Conservative leadership candidate Nadhim Zahawi says he would have no qualms over giving Boris Johnson a cabinet role if gets elected.
The chancellor is among eleven runners and riders to have made it to the first vote, expected to take place today.
He insisted he remains loyal to Johnson, despite publicly urging him to stand down amid a flurry of ministerial resignations last week.
“Boris Johnson is a friend of mine for 30 years,” Zahawi told LBC on Wednesday. “If he wishes to serve in cabinet then I would certainly offer him a job.”
He added: “He has been probably the most consequential prime minister of his generation. He’s delivered Brexit.”
Zahawi explained why he called for Mr Johnson to go on Thursday, having accepted the role of chancellor only two days before.
He said he wanted to “put country first”, but realised on Wednesday “we couldn’t realistically have a functioning government”.
“I went to Boris Johnson [on Wednesday] and explained he was in danger of being humiliated, and I didn’t want to see him being put through that,” he told BBC Radio 4’s Today programme. “He’s a friend of 30 years.”
He added: “The next morning. I felt the only thing I could do was write a letter to him, to remind of our conversation and ask him to do the right thing. And I think he did the right thing ultimately.”
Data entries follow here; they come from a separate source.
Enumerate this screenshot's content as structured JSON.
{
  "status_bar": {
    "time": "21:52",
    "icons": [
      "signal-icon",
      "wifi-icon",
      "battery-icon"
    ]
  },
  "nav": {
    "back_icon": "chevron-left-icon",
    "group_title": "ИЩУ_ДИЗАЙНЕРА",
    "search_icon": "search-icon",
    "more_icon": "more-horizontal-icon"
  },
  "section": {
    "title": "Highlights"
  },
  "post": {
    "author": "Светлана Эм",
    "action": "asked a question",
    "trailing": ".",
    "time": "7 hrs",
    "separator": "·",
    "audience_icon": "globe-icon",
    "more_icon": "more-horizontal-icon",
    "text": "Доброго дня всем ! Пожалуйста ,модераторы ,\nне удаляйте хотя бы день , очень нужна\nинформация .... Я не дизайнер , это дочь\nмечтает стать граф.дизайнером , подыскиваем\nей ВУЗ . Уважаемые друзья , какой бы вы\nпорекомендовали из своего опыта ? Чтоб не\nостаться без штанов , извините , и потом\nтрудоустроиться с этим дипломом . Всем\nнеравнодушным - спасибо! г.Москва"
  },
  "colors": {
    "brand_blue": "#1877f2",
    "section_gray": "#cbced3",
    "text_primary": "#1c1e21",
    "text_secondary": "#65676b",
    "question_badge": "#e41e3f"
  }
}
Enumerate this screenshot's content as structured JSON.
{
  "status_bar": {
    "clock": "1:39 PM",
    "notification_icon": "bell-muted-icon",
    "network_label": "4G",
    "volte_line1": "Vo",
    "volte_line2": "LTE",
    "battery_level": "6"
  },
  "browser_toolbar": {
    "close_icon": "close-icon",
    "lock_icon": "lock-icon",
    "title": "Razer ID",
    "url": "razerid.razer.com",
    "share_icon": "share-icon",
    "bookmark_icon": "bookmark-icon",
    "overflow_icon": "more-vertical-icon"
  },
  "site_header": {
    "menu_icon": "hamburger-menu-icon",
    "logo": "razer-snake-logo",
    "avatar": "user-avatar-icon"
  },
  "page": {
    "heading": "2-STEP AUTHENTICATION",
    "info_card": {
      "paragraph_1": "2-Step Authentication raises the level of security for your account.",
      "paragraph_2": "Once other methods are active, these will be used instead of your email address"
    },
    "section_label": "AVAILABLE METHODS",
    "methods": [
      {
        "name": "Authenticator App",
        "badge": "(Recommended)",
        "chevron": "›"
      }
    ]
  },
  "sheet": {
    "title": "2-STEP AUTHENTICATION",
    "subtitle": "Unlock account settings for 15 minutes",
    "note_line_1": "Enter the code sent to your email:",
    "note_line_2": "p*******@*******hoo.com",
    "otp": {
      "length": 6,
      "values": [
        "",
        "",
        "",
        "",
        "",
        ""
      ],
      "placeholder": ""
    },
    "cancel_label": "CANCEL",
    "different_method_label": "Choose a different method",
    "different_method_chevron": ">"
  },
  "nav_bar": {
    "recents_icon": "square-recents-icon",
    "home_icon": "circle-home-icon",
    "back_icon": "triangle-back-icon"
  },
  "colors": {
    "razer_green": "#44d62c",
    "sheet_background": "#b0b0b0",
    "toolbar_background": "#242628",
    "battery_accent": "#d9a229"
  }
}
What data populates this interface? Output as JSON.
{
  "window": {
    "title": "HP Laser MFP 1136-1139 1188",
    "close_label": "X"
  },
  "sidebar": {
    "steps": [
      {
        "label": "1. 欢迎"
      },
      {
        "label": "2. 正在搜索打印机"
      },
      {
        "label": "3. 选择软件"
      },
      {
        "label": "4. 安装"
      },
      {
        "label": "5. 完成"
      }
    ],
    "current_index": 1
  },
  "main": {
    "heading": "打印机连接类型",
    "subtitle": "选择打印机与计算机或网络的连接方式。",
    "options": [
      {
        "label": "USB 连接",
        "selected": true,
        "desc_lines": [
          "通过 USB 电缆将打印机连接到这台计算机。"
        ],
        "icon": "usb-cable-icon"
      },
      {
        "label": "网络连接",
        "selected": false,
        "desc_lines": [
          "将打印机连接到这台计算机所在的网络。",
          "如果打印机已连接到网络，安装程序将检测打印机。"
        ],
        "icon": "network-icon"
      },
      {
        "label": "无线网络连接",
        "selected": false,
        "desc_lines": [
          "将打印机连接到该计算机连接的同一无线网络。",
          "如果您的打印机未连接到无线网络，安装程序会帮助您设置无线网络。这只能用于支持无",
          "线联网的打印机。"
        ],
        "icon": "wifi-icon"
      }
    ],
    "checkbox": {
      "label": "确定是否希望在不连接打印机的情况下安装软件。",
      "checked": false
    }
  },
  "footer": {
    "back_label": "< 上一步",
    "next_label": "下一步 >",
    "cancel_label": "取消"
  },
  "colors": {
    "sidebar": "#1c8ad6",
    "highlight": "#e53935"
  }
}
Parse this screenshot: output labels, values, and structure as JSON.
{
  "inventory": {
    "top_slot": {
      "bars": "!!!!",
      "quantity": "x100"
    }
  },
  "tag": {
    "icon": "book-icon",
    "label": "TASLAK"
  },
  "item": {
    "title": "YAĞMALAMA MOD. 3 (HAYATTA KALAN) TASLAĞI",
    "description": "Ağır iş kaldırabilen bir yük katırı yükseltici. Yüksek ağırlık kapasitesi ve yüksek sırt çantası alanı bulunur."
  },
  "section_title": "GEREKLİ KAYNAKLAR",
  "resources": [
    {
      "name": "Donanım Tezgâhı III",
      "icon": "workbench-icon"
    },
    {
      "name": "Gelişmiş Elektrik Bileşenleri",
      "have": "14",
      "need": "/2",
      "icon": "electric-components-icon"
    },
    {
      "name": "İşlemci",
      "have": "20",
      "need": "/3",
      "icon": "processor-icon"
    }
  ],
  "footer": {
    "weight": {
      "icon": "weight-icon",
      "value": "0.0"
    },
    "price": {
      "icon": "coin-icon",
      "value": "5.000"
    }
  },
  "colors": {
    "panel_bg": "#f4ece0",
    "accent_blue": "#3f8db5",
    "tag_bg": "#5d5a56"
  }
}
The chancellor also refused to rule out scrapping the BBC licence fee if he becomes PM.
“We have to review how the BBC is funded. We have to look at how it is sustainable in the future. We have to review everything. Nothing is off the table,” he said.
The licence fee will be frozen from 2022/2023 and then rise in line with CPI inflation for the following four years.
Writing in the corporation’s annual report for 2021/22, released on July 12, chief operating office Leigh Tavaziva said the BBC estimated that annual savings of £285 million will be required by 2027/28 to “mitigate the loss of inflationary increases to the licence fee over the next two years”.
The report also showed licence fee income had reached £3.8 billion, an increase of 1 per cent on the previous year.